Over at Six Flags Over Texas Aquaman Splashdown, a thrill flume ride was replaced with a new attraction also featuring Aquaman, Power Wave. The new ride is a launch coaster with 700 feet of track and a 63-mph speed. It will send riders hurtling into a suspension at a 90-degree angle. The ride was scheduled to open this summer to plunge riders backwards, forwards, and backwards again then into a big, wet, straight-down finale. Assuming the park will be open this summer, it should be an exciting new twist on a beloved favorite character-themed ride.

Many newly reimagined attractions are under the purview of Rocky Mountain Construction, an award-winning company that has become well-known for its reimagined old rides. Using older rides as a base, the company allows parks the capability to create a new ride by modifying existing rides which also saves construction time and cost; and it also allows park guests to enjoy the history of the attraction.

One of the first parks to do so was Six Flags, where seven Rocky Mountain refurbished coasters are located. In 2011, the Texas Giant wooden coaster at Six Flags over Texas, originally built in 1990, was redone at a cost of $10,000,000. The new ride included a steep drop of 79 degrees and many banked turns. Using steel, the new track replaced the wooden coaster's bumpiness with a smooth steel ride.

Based in Idaho and founded by Fred Grubb and Suanne Dedmon 15 years ago, RMC has been a major part of the renaissance of ride rehabilitation. Jake Kilcup, RMC designer says “With the remodels, it really is our goal to stick within the footprint of the ride. We use as much of the foundations as we can.”

Their upcoming Iron Gwazi at Busch Gardens will be the steepest, fastest hybrid roller coaster to date. Scheduled for a 2020 opening, the ride had test runs in early March. The remade ride's classic wood, now with its steel hybrid design, reaches a maximum height of more than 200 feet.
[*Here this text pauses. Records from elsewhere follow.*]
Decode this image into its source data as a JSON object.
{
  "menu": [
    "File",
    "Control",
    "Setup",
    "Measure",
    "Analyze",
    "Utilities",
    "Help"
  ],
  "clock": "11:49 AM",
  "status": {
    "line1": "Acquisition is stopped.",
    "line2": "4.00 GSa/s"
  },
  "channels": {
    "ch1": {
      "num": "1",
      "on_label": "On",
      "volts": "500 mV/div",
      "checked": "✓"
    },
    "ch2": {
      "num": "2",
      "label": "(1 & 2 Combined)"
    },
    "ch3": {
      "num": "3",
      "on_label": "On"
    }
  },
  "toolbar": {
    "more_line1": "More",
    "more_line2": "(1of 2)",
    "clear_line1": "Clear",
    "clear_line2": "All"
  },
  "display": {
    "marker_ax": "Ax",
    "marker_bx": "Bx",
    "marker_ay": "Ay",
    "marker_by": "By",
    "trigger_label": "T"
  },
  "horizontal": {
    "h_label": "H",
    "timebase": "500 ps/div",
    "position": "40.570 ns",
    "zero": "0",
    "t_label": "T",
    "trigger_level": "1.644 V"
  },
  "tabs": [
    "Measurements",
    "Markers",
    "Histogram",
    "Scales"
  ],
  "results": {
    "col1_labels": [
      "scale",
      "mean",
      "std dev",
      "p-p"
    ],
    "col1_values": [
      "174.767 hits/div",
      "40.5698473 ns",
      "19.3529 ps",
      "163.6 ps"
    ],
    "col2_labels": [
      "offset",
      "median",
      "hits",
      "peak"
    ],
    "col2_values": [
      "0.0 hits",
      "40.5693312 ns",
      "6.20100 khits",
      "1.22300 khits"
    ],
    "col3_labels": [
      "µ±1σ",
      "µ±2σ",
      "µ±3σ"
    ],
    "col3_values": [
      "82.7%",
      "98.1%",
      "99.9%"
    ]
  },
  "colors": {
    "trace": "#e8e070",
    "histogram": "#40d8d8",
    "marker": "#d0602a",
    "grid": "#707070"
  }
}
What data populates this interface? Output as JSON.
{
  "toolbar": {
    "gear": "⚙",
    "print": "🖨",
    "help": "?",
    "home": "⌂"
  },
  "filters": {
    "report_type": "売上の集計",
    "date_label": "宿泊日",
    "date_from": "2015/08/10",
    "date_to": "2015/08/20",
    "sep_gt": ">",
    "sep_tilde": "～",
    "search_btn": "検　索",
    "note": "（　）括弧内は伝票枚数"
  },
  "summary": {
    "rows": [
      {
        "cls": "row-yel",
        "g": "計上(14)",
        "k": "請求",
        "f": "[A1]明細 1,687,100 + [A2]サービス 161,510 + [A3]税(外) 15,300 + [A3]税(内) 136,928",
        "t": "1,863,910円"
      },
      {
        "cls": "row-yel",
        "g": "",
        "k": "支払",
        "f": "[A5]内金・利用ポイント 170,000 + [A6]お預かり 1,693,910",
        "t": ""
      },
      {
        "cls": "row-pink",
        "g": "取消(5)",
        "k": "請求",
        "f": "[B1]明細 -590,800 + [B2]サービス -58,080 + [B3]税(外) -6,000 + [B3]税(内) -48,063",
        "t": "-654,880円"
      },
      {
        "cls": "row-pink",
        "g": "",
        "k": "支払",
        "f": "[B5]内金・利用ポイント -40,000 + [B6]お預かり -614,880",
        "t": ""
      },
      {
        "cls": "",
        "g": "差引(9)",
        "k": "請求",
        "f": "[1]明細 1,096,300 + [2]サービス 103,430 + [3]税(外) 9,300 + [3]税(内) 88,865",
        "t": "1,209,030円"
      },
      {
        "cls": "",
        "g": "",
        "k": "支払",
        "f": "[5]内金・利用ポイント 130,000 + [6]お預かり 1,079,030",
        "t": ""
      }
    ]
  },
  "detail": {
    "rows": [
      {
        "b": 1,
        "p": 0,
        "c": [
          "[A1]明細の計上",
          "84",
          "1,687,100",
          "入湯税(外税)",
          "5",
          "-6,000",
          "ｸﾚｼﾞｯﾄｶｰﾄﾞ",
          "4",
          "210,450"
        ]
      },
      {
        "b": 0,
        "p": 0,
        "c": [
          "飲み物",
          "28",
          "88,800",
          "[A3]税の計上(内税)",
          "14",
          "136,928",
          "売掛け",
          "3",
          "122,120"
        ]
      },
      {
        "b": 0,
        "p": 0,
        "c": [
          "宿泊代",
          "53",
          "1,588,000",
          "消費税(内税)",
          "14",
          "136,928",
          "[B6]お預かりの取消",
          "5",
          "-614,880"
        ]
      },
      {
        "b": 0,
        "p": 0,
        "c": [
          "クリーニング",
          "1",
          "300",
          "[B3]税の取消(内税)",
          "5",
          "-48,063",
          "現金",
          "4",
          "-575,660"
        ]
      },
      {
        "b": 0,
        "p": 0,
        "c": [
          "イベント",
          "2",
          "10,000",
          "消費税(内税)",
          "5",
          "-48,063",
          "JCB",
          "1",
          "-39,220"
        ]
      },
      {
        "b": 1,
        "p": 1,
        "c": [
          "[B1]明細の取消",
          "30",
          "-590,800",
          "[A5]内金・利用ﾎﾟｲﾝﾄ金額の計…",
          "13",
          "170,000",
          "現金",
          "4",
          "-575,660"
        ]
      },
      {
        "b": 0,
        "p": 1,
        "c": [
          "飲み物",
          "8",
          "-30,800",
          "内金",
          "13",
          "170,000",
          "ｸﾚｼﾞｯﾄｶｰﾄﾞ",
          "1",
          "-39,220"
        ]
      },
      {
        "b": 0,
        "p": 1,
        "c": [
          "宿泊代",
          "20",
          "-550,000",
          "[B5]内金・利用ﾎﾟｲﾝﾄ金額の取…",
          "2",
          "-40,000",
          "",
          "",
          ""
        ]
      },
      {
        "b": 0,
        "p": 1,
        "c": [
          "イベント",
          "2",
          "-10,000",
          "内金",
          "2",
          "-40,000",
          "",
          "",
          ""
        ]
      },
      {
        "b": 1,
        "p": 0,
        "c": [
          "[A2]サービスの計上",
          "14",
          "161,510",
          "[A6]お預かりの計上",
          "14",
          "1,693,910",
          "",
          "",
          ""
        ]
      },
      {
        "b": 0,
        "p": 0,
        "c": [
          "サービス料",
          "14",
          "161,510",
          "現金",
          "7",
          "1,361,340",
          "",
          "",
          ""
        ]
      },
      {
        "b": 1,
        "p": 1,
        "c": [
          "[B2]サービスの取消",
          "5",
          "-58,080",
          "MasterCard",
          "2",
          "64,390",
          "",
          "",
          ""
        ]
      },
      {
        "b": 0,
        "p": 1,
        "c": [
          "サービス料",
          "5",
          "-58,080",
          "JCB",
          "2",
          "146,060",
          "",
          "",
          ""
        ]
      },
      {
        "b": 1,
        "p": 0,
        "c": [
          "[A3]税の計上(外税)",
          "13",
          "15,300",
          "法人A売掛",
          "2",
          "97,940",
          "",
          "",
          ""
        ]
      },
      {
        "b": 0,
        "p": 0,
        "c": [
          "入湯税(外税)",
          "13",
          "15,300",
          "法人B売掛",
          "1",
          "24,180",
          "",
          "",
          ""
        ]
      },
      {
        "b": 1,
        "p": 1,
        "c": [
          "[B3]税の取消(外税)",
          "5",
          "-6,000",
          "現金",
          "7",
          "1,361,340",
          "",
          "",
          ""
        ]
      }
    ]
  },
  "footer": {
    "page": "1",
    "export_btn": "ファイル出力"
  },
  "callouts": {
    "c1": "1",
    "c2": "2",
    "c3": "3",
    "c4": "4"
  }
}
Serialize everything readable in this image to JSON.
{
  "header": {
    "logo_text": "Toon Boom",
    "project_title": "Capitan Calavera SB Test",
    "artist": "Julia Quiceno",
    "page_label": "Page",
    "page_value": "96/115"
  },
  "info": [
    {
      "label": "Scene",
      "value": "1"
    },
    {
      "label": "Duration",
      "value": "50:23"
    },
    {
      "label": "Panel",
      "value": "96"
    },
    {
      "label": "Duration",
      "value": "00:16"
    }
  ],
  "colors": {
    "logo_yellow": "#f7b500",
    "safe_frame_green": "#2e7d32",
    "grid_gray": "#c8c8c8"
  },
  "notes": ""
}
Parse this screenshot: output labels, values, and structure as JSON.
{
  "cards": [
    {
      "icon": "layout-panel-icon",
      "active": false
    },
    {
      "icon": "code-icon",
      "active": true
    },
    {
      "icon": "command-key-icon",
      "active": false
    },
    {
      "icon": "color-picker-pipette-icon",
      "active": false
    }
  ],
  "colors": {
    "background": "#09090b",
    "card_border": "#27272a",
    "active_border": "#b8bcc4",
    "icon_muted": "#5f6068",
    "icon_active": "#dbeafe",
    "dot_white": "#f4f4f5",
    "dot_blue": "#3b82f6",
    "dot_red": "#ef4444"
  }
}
It is described on the park's website as featuring “all new thrill elements as well as restored elements of Gwazi,” or in other words a combination of the best of both worlds to please nostalgic fans and bring new thrills. The ride features RMC's I-Box Track technology.

Busch Gardens' director of design and the project manager for Iron Gwazi, Andrew Schaffer, added that “There's a lot of old Gwazi that's still out there.” However, he described it as having a “180-degree difference” from the original. He noted that the station and the ride foundation are taken from the original coaster, as Kilcup suggested. However, “The ride feel is 100% different.” He described the feel as smoother and faster.

As impressive as RMC's hybridization of wooden coasters is, parks that have converted their wooden coasters usually try to please classic ride enthusiasts by holding on to at least one traditional wooden coaster as well.

?Along with Six Flags parks, other major theme parks are getting into hybridization of coasters: Cedar Point with Steel Vengeance, and Dollywood's Lightening Rod.

It isn't only coasters that have been reimagined, however. Disney's Tomorrowland has reimagined spaces in that area of the Anaheim park for decades; long running attractions suddenly house different rides. Disaster: A Major Motion Picture Ride…Starring You! At Universal Studios became Fast & Furious Supercharged; Back to the Future, also at Universal became The Simpsons. SeaWorld Orlando turned Mission: Bermuda Triangle and its simulator game into Wild Arctic, an attraction that featured actual animals. At the Orlando Magic Kingdom from Disney, Mr. Toad's Wild Ride became the far more benign The Many Adventures of Winnie the Pooh.